La señalé de arriba a abajo y sonrió mirándose antes de encogerse de hombros. Tenía puesta una remera que era como tres talles más grande y la parte de abajo de su ropa interior.

—Posta, ¿por qué faltaste?

—No niego ni afirmo haber alegado un muy fuerte dolor de cabeza esta mañana. —Dije fingiendo inocencia.

—¿Le mentiste a tu viejo? —Rió.— Sos lo peor, te vas a quedar libre, boludo.

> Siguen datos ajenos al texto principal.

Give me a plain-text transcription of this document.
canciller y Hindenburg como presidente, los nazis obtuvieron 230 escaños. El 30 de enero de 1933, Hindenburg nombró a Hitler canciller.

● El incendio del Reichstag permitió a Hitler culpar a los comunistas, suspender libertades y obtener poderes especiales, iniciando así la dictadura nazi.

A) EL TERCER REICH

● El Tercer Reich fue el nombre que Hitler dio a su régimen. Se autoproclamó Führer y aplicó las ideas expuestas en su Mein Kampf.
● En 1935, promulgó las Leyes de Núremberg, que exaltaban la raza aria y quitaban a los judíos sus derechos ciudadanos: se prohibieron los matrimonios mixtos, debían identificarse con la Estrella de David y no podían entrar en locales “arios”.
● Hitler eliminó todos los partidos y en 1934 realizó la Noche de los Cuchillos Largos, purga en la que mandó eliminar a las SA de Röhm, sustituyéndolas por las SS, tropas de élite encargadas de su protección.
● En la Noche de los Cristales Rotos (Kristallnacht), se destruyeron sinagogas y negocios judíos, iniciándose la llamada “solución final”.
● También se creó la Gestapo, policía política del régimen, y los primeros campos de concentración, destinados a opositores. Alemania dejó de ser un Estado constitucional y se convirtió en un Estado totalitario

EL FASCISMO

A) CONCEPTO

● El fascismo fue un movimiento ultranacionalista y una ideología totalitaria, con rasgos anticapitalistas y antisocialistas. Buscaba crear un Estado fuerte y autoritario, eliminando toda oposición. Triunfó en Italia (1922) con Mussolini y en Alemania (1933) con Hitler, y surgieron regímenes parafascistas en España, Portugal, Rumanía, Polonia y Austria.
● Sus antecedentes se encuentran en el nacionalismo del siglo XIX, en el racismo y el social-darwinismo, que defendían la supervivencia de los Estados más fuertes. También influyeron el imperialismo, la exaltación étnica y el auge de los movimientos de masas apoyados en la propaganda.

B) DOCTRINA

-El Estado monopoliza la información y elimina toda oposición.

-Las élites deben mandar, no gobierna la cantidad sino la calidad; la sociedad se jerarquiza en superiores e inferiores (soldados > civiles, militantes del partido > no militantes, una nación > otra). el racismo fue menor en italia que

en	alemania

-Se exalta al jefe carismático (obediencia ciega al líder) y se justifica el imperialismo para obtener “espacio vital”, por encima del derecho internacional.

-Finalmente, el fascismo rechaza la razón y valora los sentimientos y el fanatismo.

—Dale, Lele, ¡no seas ortiva!

Aproveché que estaba de espaldas a mí para abrazarla por la cintura, pegando nuestros cuerpos. Al sentir que me acercaba a su cuello Malena ladeó la cabeza, dejándolo expuesto apropósito. Sonreí y dejé pequeños besitos tiernos en esa zona. De un momento a otro se alejó de mí.

—Yo sé cómo termina toda esta situación y la verdad es que antes que nada necesito comer.

Ella se encargó de preparar las dos chocolatadas y yo de tostar el pan y luego untar algunas rebanadas con queso crema y otras con manteca y dulce de leche.

Ya habían pasado casi dos semanas del accidente y la rubia se había acostumbrado a tener el yeso en su brazo izquierdo. Las chicas se encargaron de pintarlo y decorarlo, incluso mi hermanita había hecho un pequeño dibujo en esa superficie blanca. Yo creo que eso hizo que se amigue un poco con la idea de tener que usarlo por un mes. Su mano hábil por suerte estaba intacta y ella se las arreglaba para hacer casi todo solamente usando esa. Al principio le costó bastante aceptar que necesitaba ayuda para ciertas cosas. Pasó un par de días de muy mal humor y ahí estuvimos todos haciéndole el aguante y soportando sus malos tratos.

Una vez que terminamos de desayunar, me ocupé de lavar todo lo que habíamos ensuciado.

—Gorda, ¿qué decís si... —La llamé y me fulminó con la mirada, callándome.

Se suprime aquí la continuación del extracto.